Last July, Antiques Roadshow visited Vermont for the first time since the show debuted in 1997. More than 3,000 people came to the Shelburne Museum to learn what their collectibles were worth.
In one day of appraisals, the Roadshow team filmed three hours’ worth of material. Those episodes are now beginning to air.
Read more: How to watch Antiques Roadshow's Vermont episodes
But the first local visit by the popular PBS primetime series also gave Vermonters a unique look at how Antiques Roadshow is made.
The location
The first episode filmed in Vermont makes clear that the Shelburne Museum was a perfect fit. The site’s founder, Electra Havemeyer Webb, was a collector herself, and Webb’s selections of antique Americana are on display throughout the grounds.
But the site mattered for practical reasons, too. Antiques Roadshow locations need ample indoor and outdoor space to accommodate the thousands of appraisals that take place during production.
Most of those interactions don’t even get taped for the show, according to Marsha Bemko, Antiques Roadshow’s executive producer. But the show still wants those visitors to have a positive experience. “So we need some land, some acreage, to spread out our over 20 categories we have,” Bemko said.
The appraisals
About 75 appraisers who are experts in different types of collectibles participated at Shelburne. Those appraisers are volunteers, Bemko told Vermont Public. Not only are they not paid, but they have to pay their own expenses to attend Antiques Roadshow events.
“I would say collectively, in a season, the appraisers contribute over $1 million to public television,” Bemko said.
All items brought to the event first go through triage, where they’re assigned to a certain category. Then, appraisers in each area examine the items and make their assessments.
Check out this behind-the-scenes appraisal from Vermont Public’s Anna Ste. Marie, who brought two antique books to the Shelburne event.
The stories
Members of the Antiques Roadshow team told Vermont Public that it was impossible to predict what visitors would bring to be appraised.
The first episode alone includes a 1999 Pokemon Card collection, a 1930s mixed-media portrait of the model known as Morning Star from artist Winold Reiss, a beautiful Raymond Yard platinum and diamond ring ca. 1940, and a surprise discovery worth up to $100,000.
“It’s never what you expect. It really isn’t,” said Alasdair Nichol, an appraiser who specializes in paintings and drawings. “The strangest things will turn up from all over the world. But it’s always some fabulous stories behind it.”
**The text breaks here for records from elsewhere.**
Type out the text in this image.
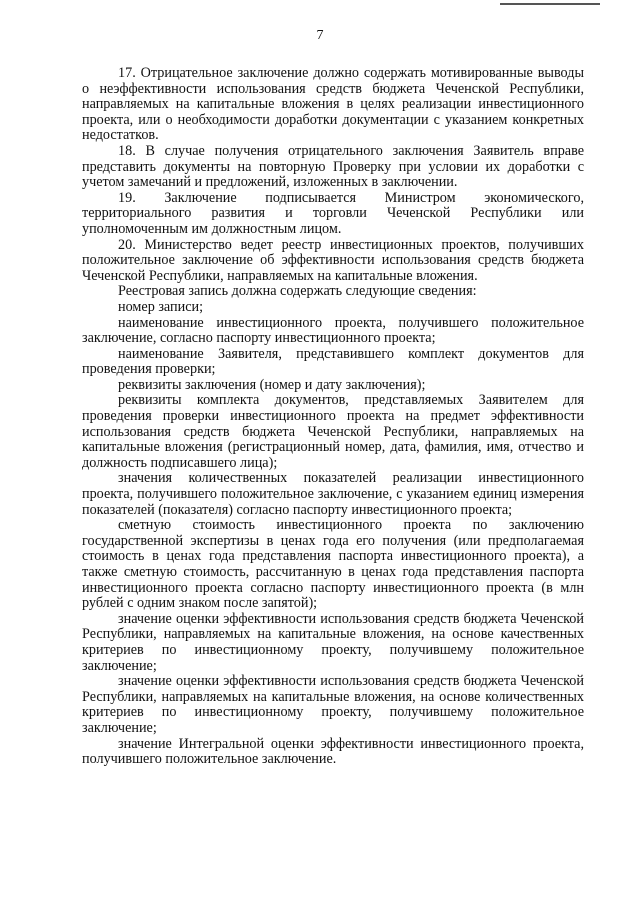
7

17. Отрицательное заключение должно содержать мотивированные выводы о неэффективности использования средств бюджета Чеченской Республики, направляемых на капитальные вложения в целях реализации инвестиционного проекта, или о необходимости доработки документации с указанием конкретных недостатков.

18. В случае получения отрицательного заключения Заявитель вправе представить документы на повторную Проверку при условии их доработки с учетом замечаний и предложений, изложенных в заключении.

19. Заключение подписывается Министром экономического, территориального развития и торговли Чеченской Республики или уполномоченным им должностным лицом.

20. Министерство ведет реестр инвестиционных проектов, получивших положительное заключение об эффективности использования средств бюджета Чеченской Республики, направляемых на капитальные вложения.

Реестровая запись должна содержать следующие сведения:

номер записи;

наименование инвестиционного проекта, получившего положительное заключение, согласно паспорту инвестиционного проекта;

наименование Заявителя, представившего комплект документов для проведения проверки;

реквизиты заключения (номер и дату заключения);

реквизиты комплекта документов, представляемых Заявителем для проведения проверки инвестиционного проекта на предмет эффективности использования средств бюджета Чеченской Республики, направляемых на капитальные вложения (регистрационный номер, дата, фамилия, имя, отчество и должность подписавшего лица);

значения количественных показателей реализации инвестиционного проекта, получившего положительное заключение, с указанием единиц измерения показателей (показателя) согласно паспорту инвестиционного проекта;

сметную стоимость инвестиционного проекта по заключению государственной экспертизы в ценах года его получения (или предполагаемая стоимость в ценах года представления паспорта инвестиционного проекта), а также сметную стоимость, рассчитанную в ценах года представления паспорта инвестиционного проекта согласно паспорту инвестиционного проекта (в млн рублей с одним знаком после запятой);

значение оценки эффективности использования средств бюджета Чеченской Республики, направляемых на капитальные вложения, на основе качественных критериев по инвестиционному проекту, получившему положительное заключение;

значение оценки эффективности использования средств бюджета Чеченской Республики, направляемых на капитальные вложения, на основе количественных критериев по инвестиционному проекту, получившему положительное заключение;

значение Интегральной оценки эффективности инвестиционного проекта, получившего положительное заключение.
What sets Antiques Roadshow apart from other reality shows in the antique genre is that no transactions take place during the process, Bemko said. It’s about the stories behind the objects. “This show is pure information,” she said.
Most of the people who bring their objects don’t ultimately sell them, Bemko added. They find out what their objects are worth, then take them home to better insure or safeguard them.
“Much of what we see are inherited objects,” she said. “And the day you sell it, you can’t afford to get it back.”